Former NBA Player Terence Williams Sentenced To Ten Years For Defrauding League’s Health Care Plan

Former NBA player Terence Williams was sentenced to ten years in federal prison for defrauding the NBA health care system. The former first-round draft pick needed capital after running through his NBA salary and savings and linked with a medical professional to file fraudulent claims.

“You were yet another player who frittered away substantial earnings from the period of time when you were playing basketball professionally,” sentencing Judge Valerie E. Caproni said to Williams. “You should have had enough money to be set for life, but you don’t.”

Williams was charged with leading an expansive scheme to defraud the National Basketball Association’s health and welfare benefit plan out of more than $5 million, per the U.S. Attorney’s Office of the Southern District of New York.

Forget The PPP … Health Care Scheming

Previously, Williams pled guilty to conspiracy to commit health care and wire fraud and aggravated identity theft and since spring 2022 had been jailed in Brooklyn for allegedly threatening witnesses.

“Williams led a wide-ranging scheme to steal millions of dollars from the NBA Players’ Health and Welfare Benefit Plan,” U.S. Attorney Damian Williams said in a release. “Williams recruited medical professionals and others to expand his criminal conspiracy and maximize his ill-gotten gains.

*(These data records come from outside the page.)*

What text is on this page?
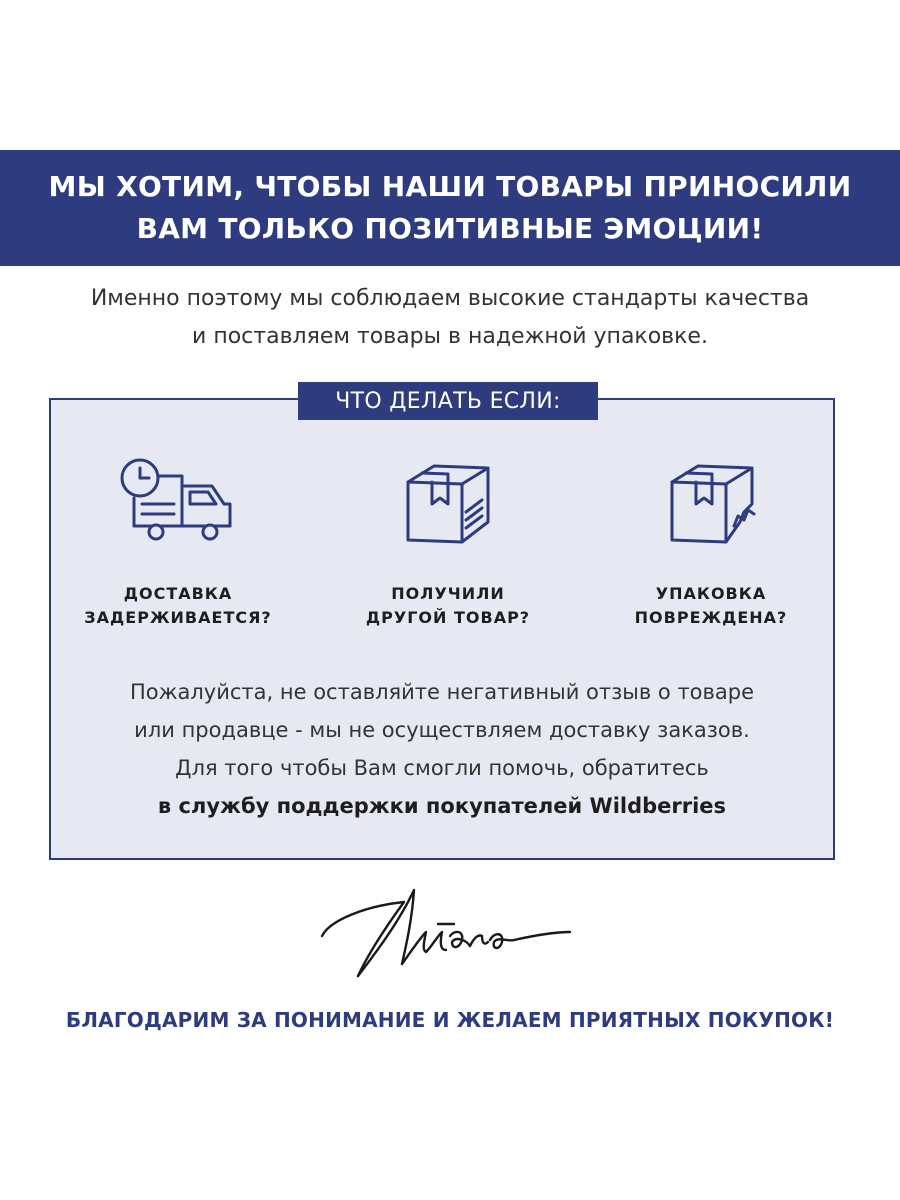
МЫ ХОТИМ, ЧТОБЫ НАШИ ТОВАРЫ ПРИНОСИЛИ
ВАМ ТОЛЬКО ПОЗИТИВНЫЕ ЭМОЦИИ!
Именно поэтому мы соблюдаем высокие стандарты качества
и поставляем товары в надежной упаковке.
ЧТО ДЕЛАТЬ ЕСЛИ:
ДОСТАВКА
ЗАДЕРЖИВАЕТСЯ?
ПОЛУЧИЛИ
ДРУГОЙ ТОВАР?
УПАКОВКА
ПОВРЕЖДЕНА?
Пожалуйста, не оставляйте негативный отзыв о товаре
или продавце - мы не осуществляем доставку заказов.
Для того чтобы Вам смогли помочь, обратитесь
в службу поддержки покупателей Wildberries
БЛАГОДАРИМ ЗА ПОНИМАНИЕ И ЖЕЛАЕМ ПРИЯТНЫХ ПОКУПОК!
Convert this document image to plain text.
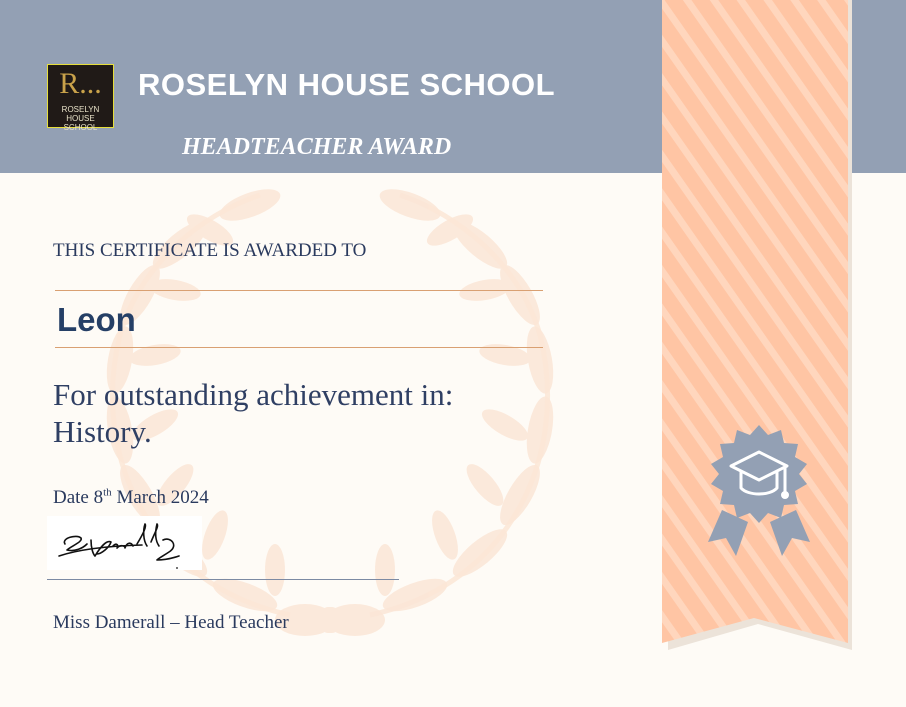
R...
ROSELYN HOUSE
SCHOOL
ROSELYN HOUSE SCHOOL
HEADTEACHER AWARD

THIS CERTIFICATE IS AWARDED TO

Leon

For outstanding achievement in:
History.

Date 8th March 2024

Miss Damerall – Head Teacher
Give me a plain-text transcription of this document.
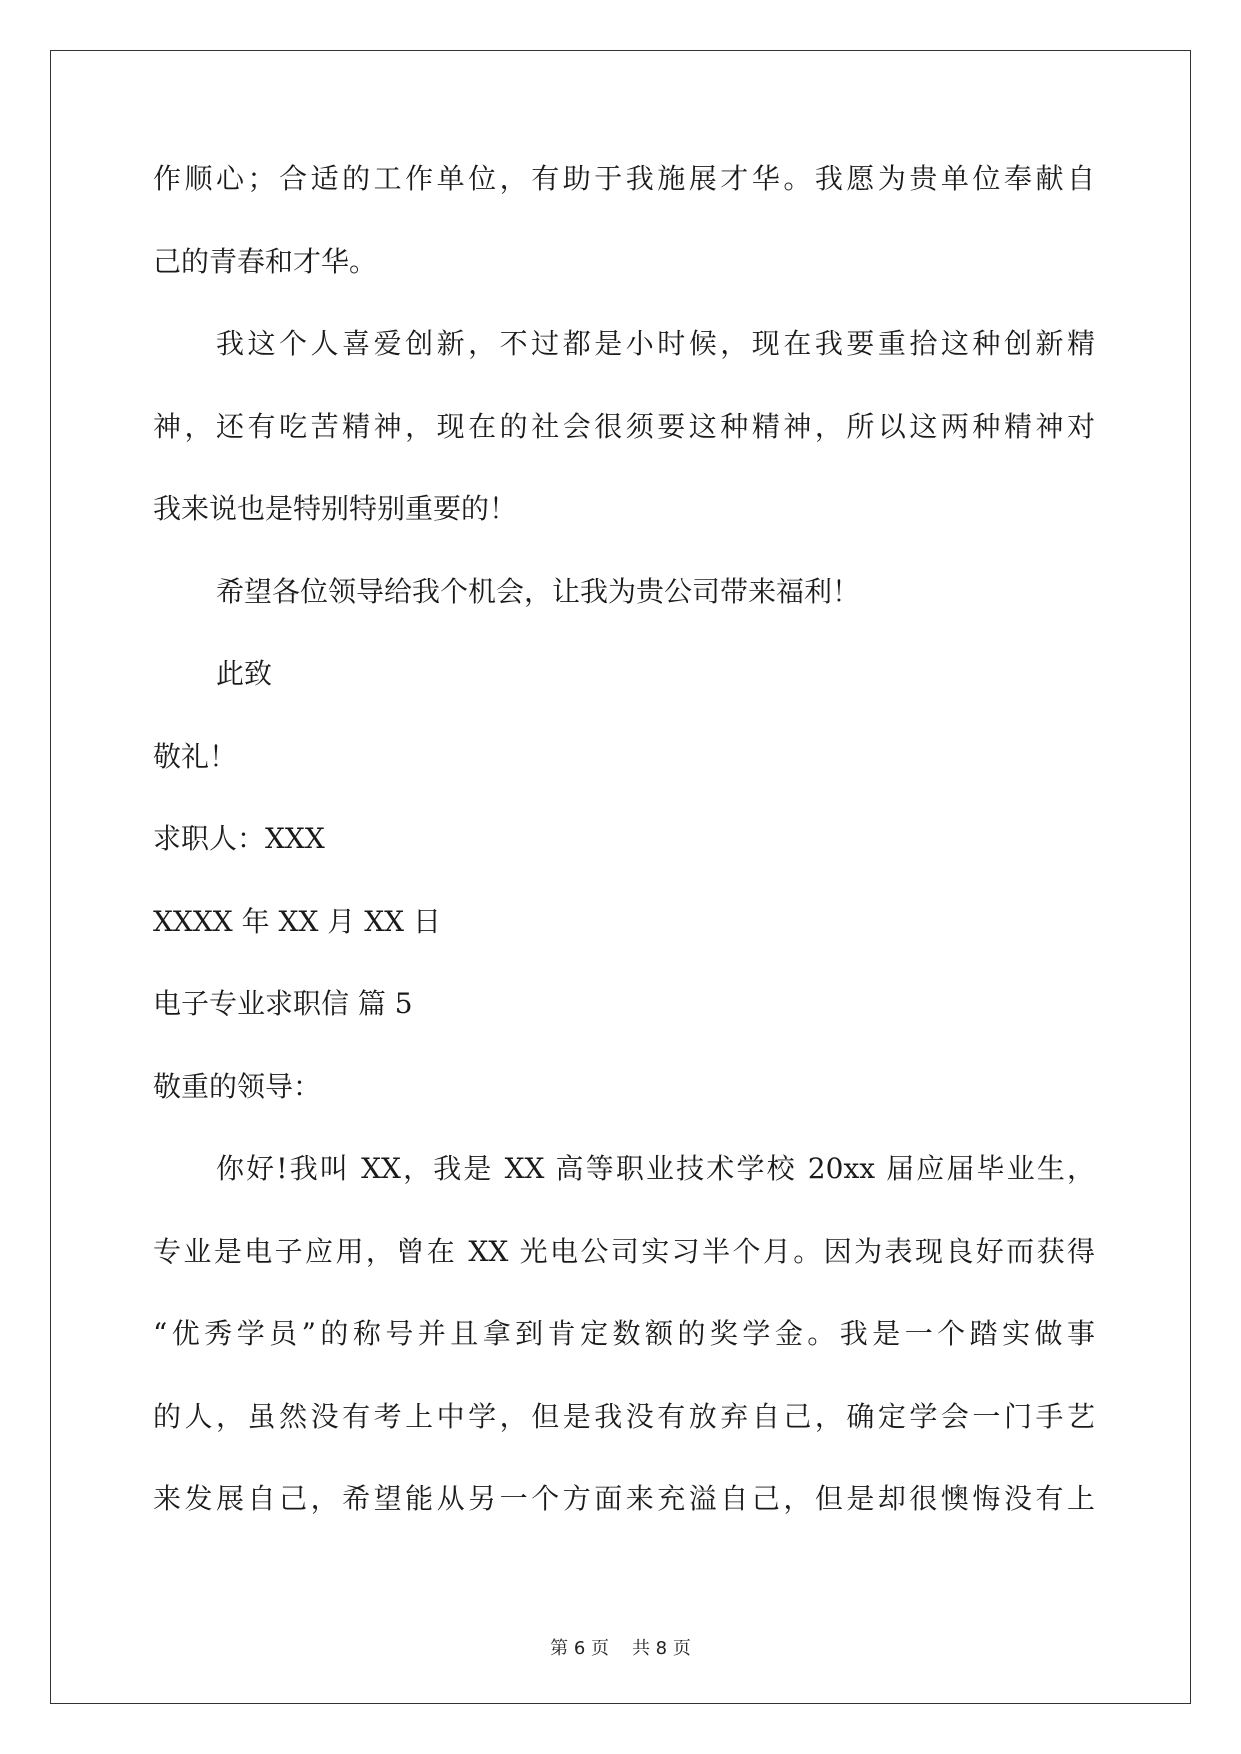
作顺心；合适的工作单位，有助于我施展才华。我愿为贵单位奉献自
己的青春和才华。
我这个人喜爱创新，不过都是小时候，现在我要重拾这种创新精
神，还有吃苦精神，现在的社会很须要这种精神，所以这两种精神对
我来说也是特别特别重要的！
希望各位领导给我个机会，让我为贵公司带来福利！
此致
敬礼！
求职人：XXX
XXXX 年 XX 月 XX 日
电子专业求职信 篇 5
敬重的领导：
你好!我叫 XX，我是 XX 高等职业技术学校 20xx 届应届毕业生，
专业是电子应用，曾在 XX 光电公司实习半个月。因为表现良好而获得
“优秀学员”的称号并且拿到肯定数额的奖学金。我是一个踏实做事
的人，虽然没有考上中学，但是我没有放弃自己，确定学会一门手艺
来发展自己，希望能从另一个方面来充溢自己，但是却很懊悔没有上
第 6 页    共 8 页
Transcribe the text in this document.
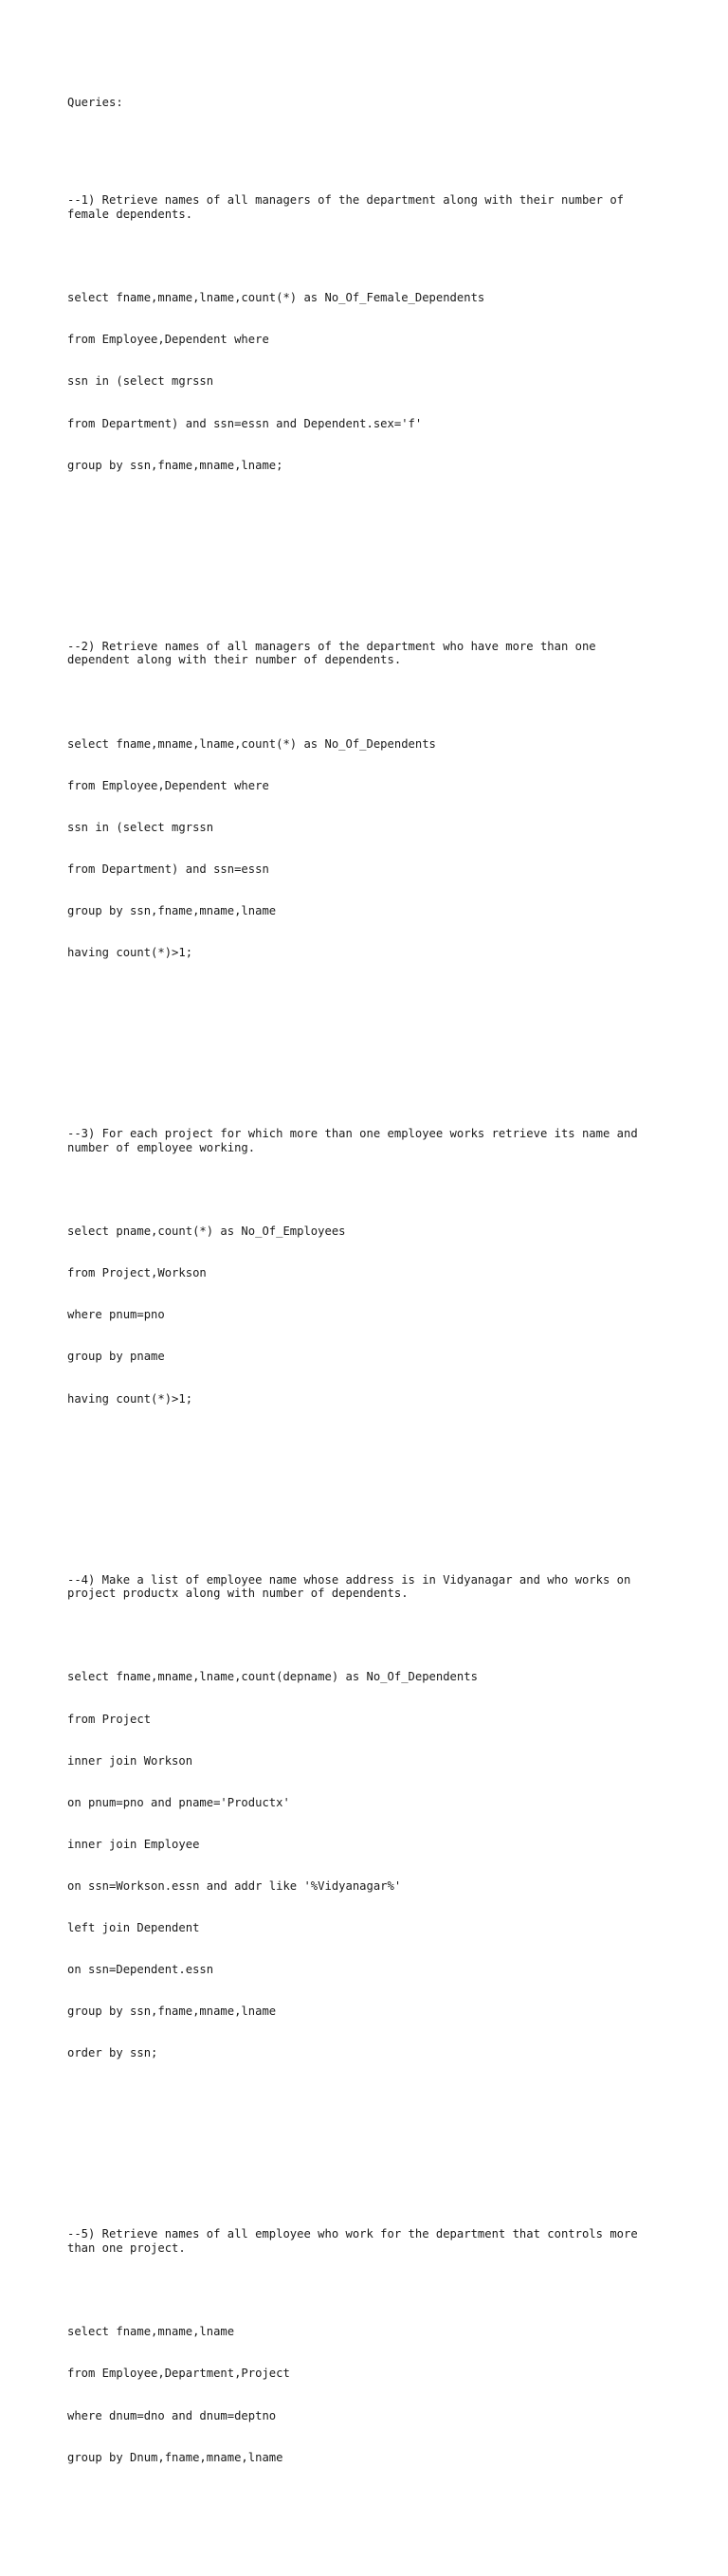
Queries:

--1) Retrieve names of all managers of the department along with their number of
female dependents.

select fname,mname,lname,count(*) as No_Of_Female_Dependents

from Employee,Dependent where

ssn in (select mgrssn

from Department) and ssn=essn and Dependent.sex='f'

group by ssn,fname,mname,lname;

--2) Retrieve names of all managers of the department who have more than one
dependent along with their number of dependents.

select fname,mname,lname,count(*) as No_Of_Dependents

from Employee,Dependent where

ssn in (select mgrssn

from Department) and ssn=essn

group by ssn,fname,mname,lname

having count(*)>1;

--3) For each project for which more than one employee works retrieve its name and
number of employee working.

select pname,count(*) as No_Of_Employees

from Project,Workson

where pnum=pno

group by pname

having count(*)>1;

--4) Make a list of employee name whose address is in Vidyanagar and who works on
project productx along with number of dependents.

select fname,mname,lname,count(depname) as No_Of_Dependents

from Project

inner join Workson

on pnum=pno and pname='Productx'

inner join Employee

on ssn=Workson.essn and addr like '%Vidyanagar%'

left join Dependent

on ssn=Dependent.essn

group by ssn,fname,mname,lname

order by ssn;

--5) Retrieve names of all employee who work for the department that controls more
than one project.

select fname,mname,lname

from Employee,Department,Project

where dnum=dno and dnum=deptno

group by Dnum,fname,mname,lname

“Williams not only lined his pockets through fraud and deceit, but he also stole the identities of others and threatened a witness to further his criminal endeavors. For his brazen criminal acts, Williams now faces years in prison.”

According to the indictment, the charges were pretty damning.

From 2017 to 2021, Williams used the NBA Players’ Health and Welfare Benefit Plan, which provides benefits to eligible active and former players of the NBA and their family members; he defrauded the Plan by submitting fraudulent claims for reimbursement of medical and dental services not performed.

About a dozen people helped orchestrate the scheme with Williams. Defendants submitted false claims totaling approximately $5 million, but Williams is the alleged ringleader and recruiter.

Teamwork Made The Fraudulent Dream Work

Williams’s co-defendants included a dentist and doctor in California and doctors in Washington State who are alleged to have provided fraudulent invoices to Williams. He was receiving kickback payments of at least $300,000 from other non-medical professionals that replicated invoices made by medical offices.

When verification was necessary for the claims, Williams allegedly fraudulently created and distributed letters of medical necessity for three of his co-conspirators. He is also accused of impersonating others, like pretending to be employees of the Plan’s administrative manager.

In addition to the prison term, the 36-year-old, based in Seattle, Washington, was sentenced to three years of supervised release and ordered to forfeit $653,672.55 and pay $2,500,000 in restitution.